Turning to economic activity, the Bank noted that available data continues to point to an uneven recovery across sectors. Moreover, there is a particularly high level of uncertainty surrounding the economic outlook, especially for the end of this year as the effects of the emergency aid start to fade.

In its communiqué, COPOM stated that it believes the conditions for keeping the current degree of monetary stimulus—well-anchored inflation expectations, Central Bank projections below the target for the relevant monetary policy horizon, and the maintenance of the current fiscal regime—are still satisfied. However, it hinted that, due to intensifying price pressures, these conditions may no longer hold going forward. That said, this may not necessarily imply rate hikes as substantial monetary stimulus is still warranted due to the economic backdrop.

Commenting on the outlook for monetary policy, Alberto Ramos, economist at Goldman Sachs, reflected:

“Overall, we expect the Copom to leave the Selic policy rate unchanged at 2.00% until 2H2021 and to then follow a gradual normalization path.
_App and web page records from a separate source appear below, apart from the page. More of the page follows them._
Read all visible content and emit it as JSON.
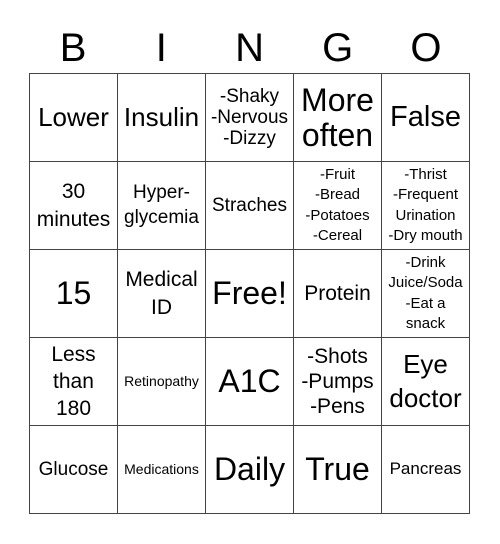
{
  "header": {
    "letters": [
      "B",
      "I",
      "N",
      "G",
      "O"
    ]
  },
  "cells": [
    "Lower",
    "Insulin",
    "-Shaky\n-Nervous\n-Dizzy",
    "More\noften",
    "False",
    "30\nminutes",
    "Hyper-\nglycemia",
    "Straches",
    "-Fruit\n-Bread\n-Potatoes\n-Cereal",
    "-Thrist\n-Frequent\nUrination\n-Dry mouth",
    "15",
    "Medical\nID",
    "Free!",
    "Protein",
    "-Drink\nJuice/Soda\n-Eat a\nsnack",
    "Less\nthan\n180",
    "Retinopathy",
    "A1C",
    "-Shots\n-Pumps\n-Pens",
    "Eye\ndoctor",
    "Glucose",
    "Medications",
    "Daily",
    "True",
    "Pancreas"
  ]
}
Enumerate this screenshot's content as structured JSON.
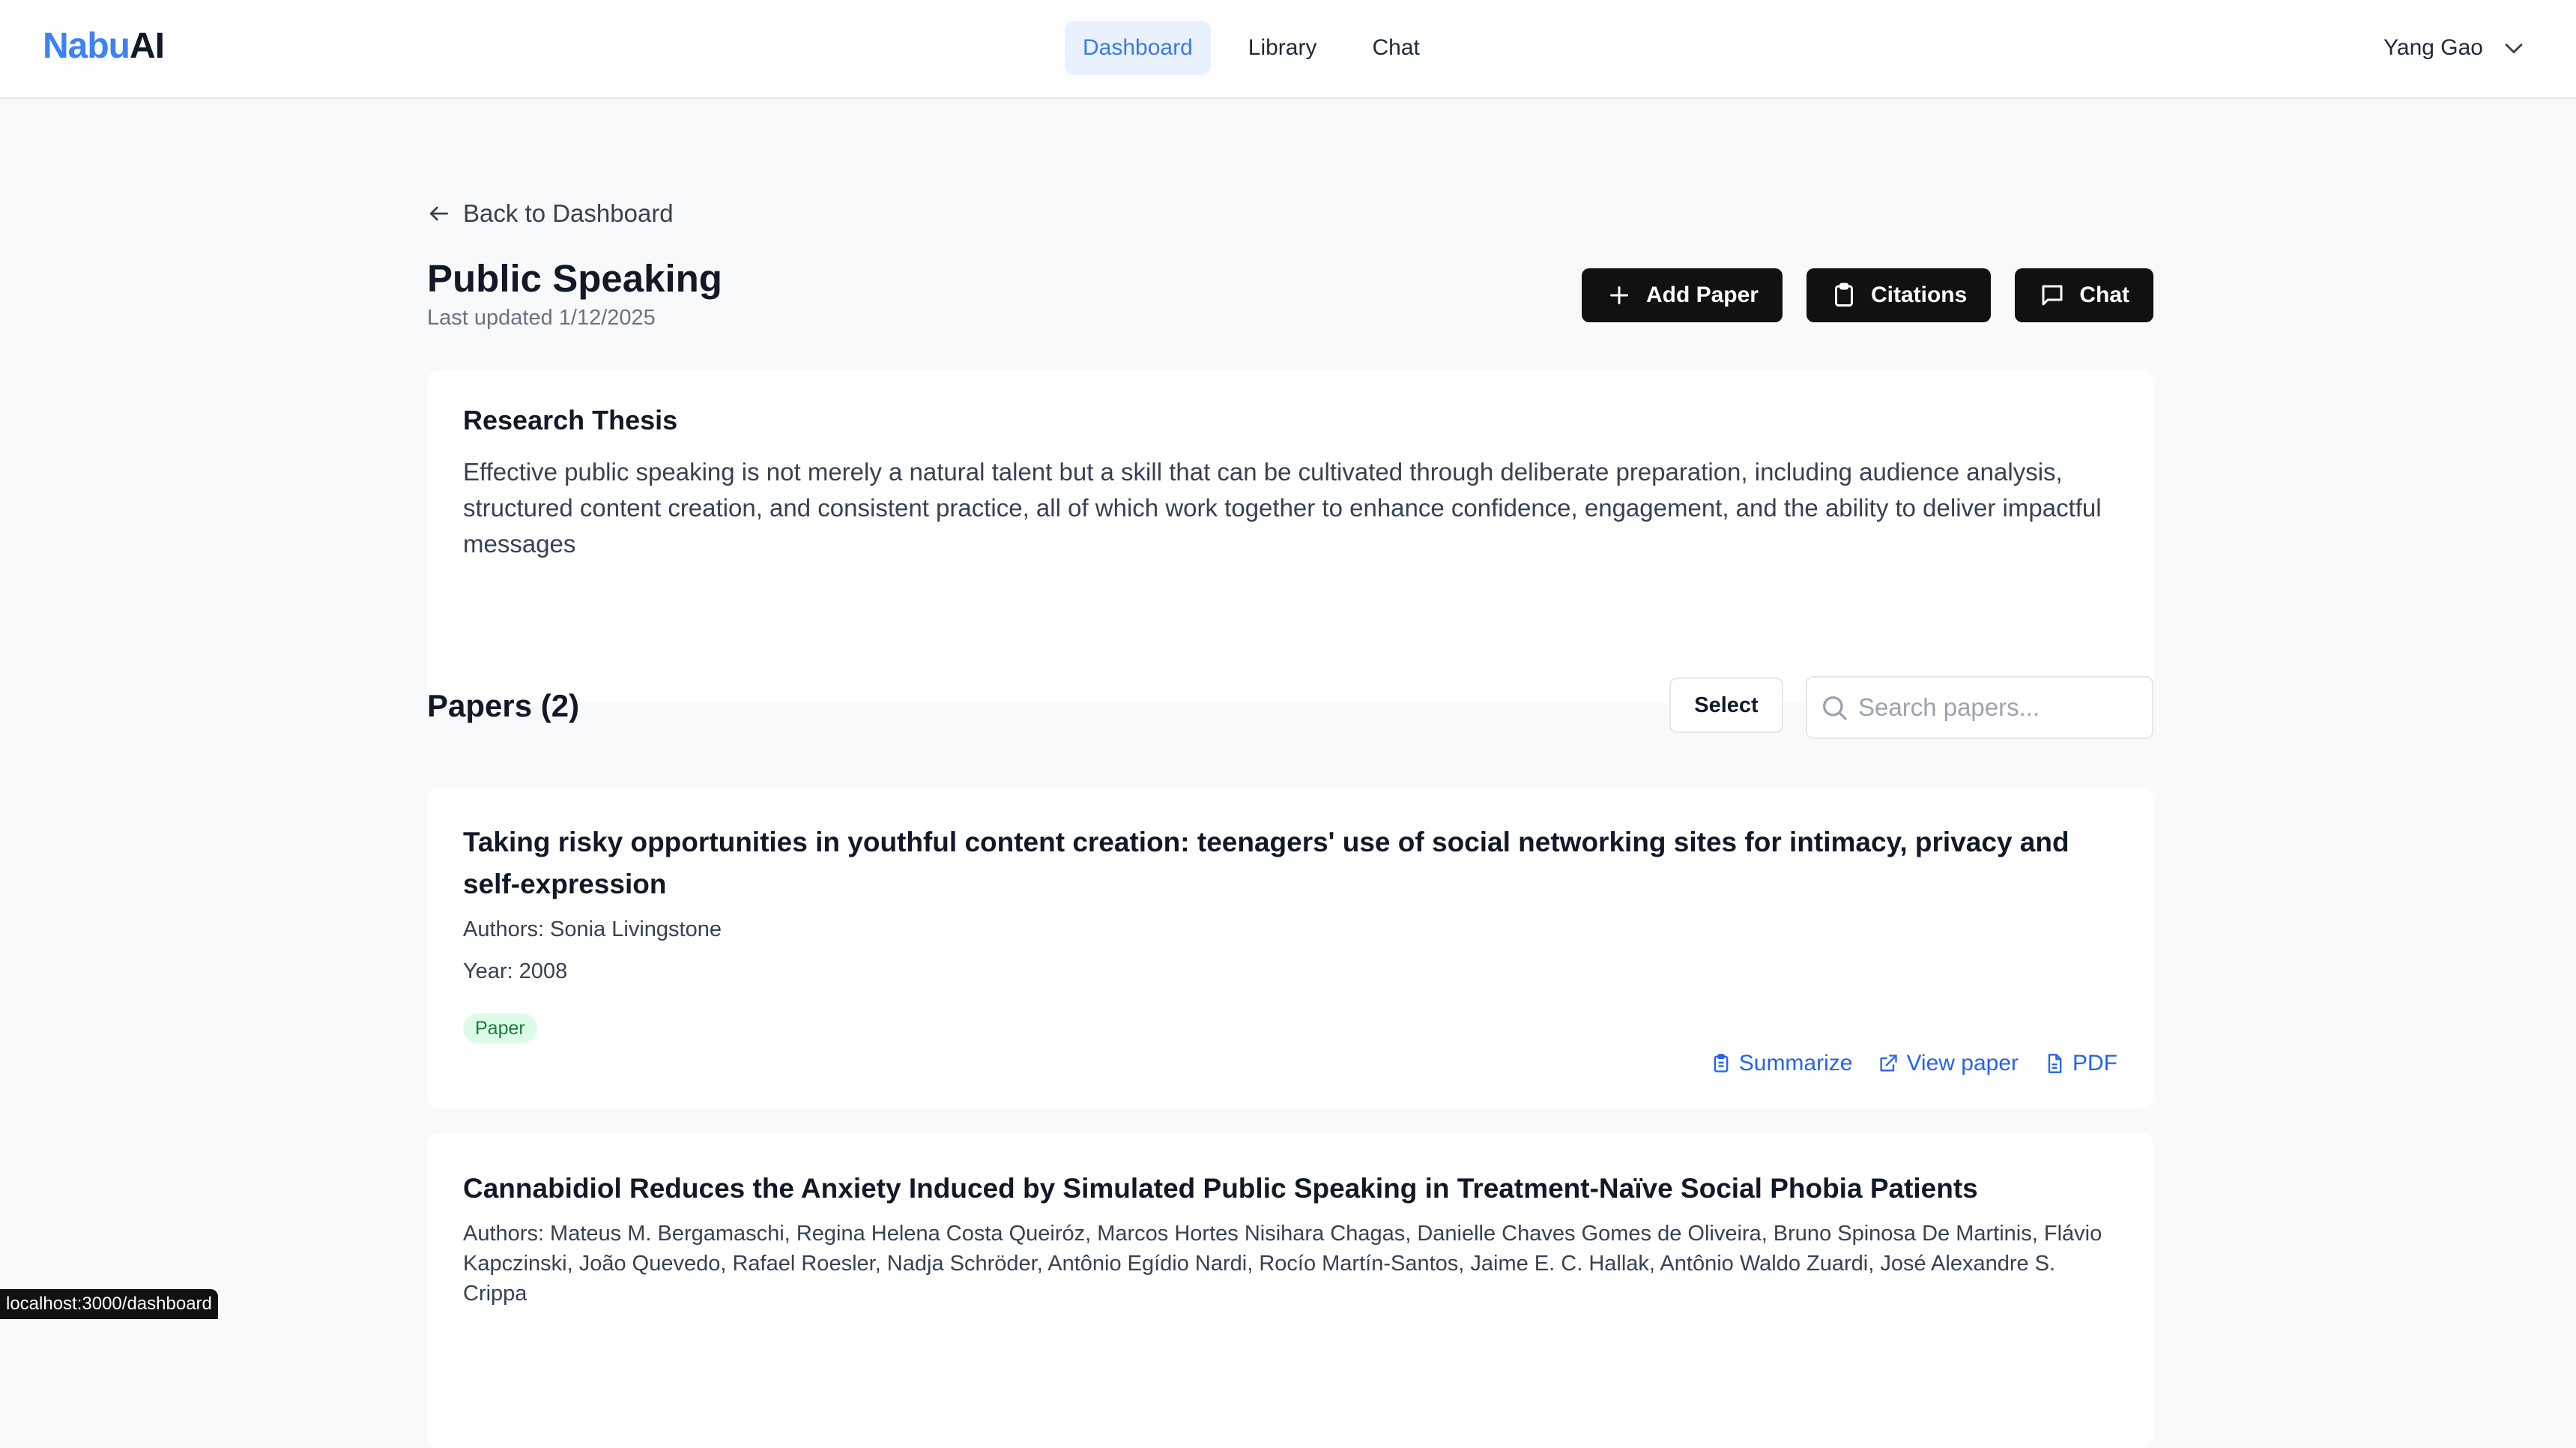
{
  "app": {
    "logo_part1": "Nabu",
    "logo_part2": "AI"
  },
  "nav": {
    "items": [
      "Dashboard",
      "Library",
      "Chat"
    ],
    "active": "Dashboard"
  },
  "user": {
    "name": "Yang Gao"
  },
  "page": {
    "back_label": "Back to Dashboard",
    "title": "Public Speaking",
    "last_updated": "Last updated 1/12/2025",
    "actions": {
      "add_paper": "Add Paper",
      "citations": "Citations",
      "chat": "Chat"
    }
  },
  "thesis": {
    "heading": "Research Thesis",
    "text": "Effective public speaking is not merely a natural talent but a skill that can be cultivated through deliberate preparation, including audience analysis, structured content creation, and consistent practice, all of which work together to enhance confidence, engagement, and the ability to deliver impactful messages"
  },
  "papers": {
    "heading": "Papers (2)",
    "select_label": "Select",
    "search_placeholder": "Search papers...",
    "items": [
      {
        "title": "Taking risky opportunities in youthful content creation: teenagers' use of social networking sites for intimacy, privacy and self-expression",
        "authors": "Authors: Sonia Livingstone",
        "year": "Year: 2008",
        "tag": "Paper",
        "links": {
          "summarize": "Summarize",
          "view": "View paper",
          "pdf": "PDF"
        }
      },
      {
        "title": "Cannabidiol Reduces the Anxiety Induced by Simulated Public Speaking in Treatment-Naïve Social Phobia Patients",
        "authors": "Authors: Mateus M. Bergamaschi, Regina Helena Costa Queiróz, Marcos Hortes Nisihara Chagas, Danielle Chaves Gomes de Oliveira, Bruno Spinosa De Martinis, Flávio Kapczinski, João Quevedo, Rafael Roesler, Nadja Schröder, Antônio Egídio Nardi, Rocío Martín-Santos, Jaime E. C. Hallak, Antônio Waldo Zuardi, José Alexandre S. Crippa"
      }
    ]
  },
  "statusbar": {
    "url": "localhost:3000/dashboard"
  },
  "colors": {
    "accent": "#3b82f6",
    "link": "#2563eb",
    "tag_bg": "#dcfce7",
    "tag_text": "#15803d",
    "button_dark": "#111111"
  }
}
However, while we expect the Copom to be patient, we also acknowledge the risk of an earlier start to the monetary normalization cycle than our current path given the current exceptionally low level of nominal and real rates and the fact that while currently anchored, inflation is often subject to large idiosyncratic shocks that can quickly change the outlook.”

Moreover, economists at HSBC noted:

“Overall, risks of higher inflation expectations, combined with the mounting fiscal risks for 2021, may eventually prompt the central bank to tighten its monetary policy stance. However, we do not expect the latter to occur anytime soon, as short-term conditions will remain supportive to keep the policy rate at current levels in the first months of 2021. Also, we think that the COPOM will opt to keep the current monetary policy stimulus until there is more certainty on the balance of risks for both growth and inflation. Hence, we think that these conditions could materialize in Q3 2021, when we expect the first hike to the Selic rate.”

The next monetary policy meeting is scheduled for 19–20 January.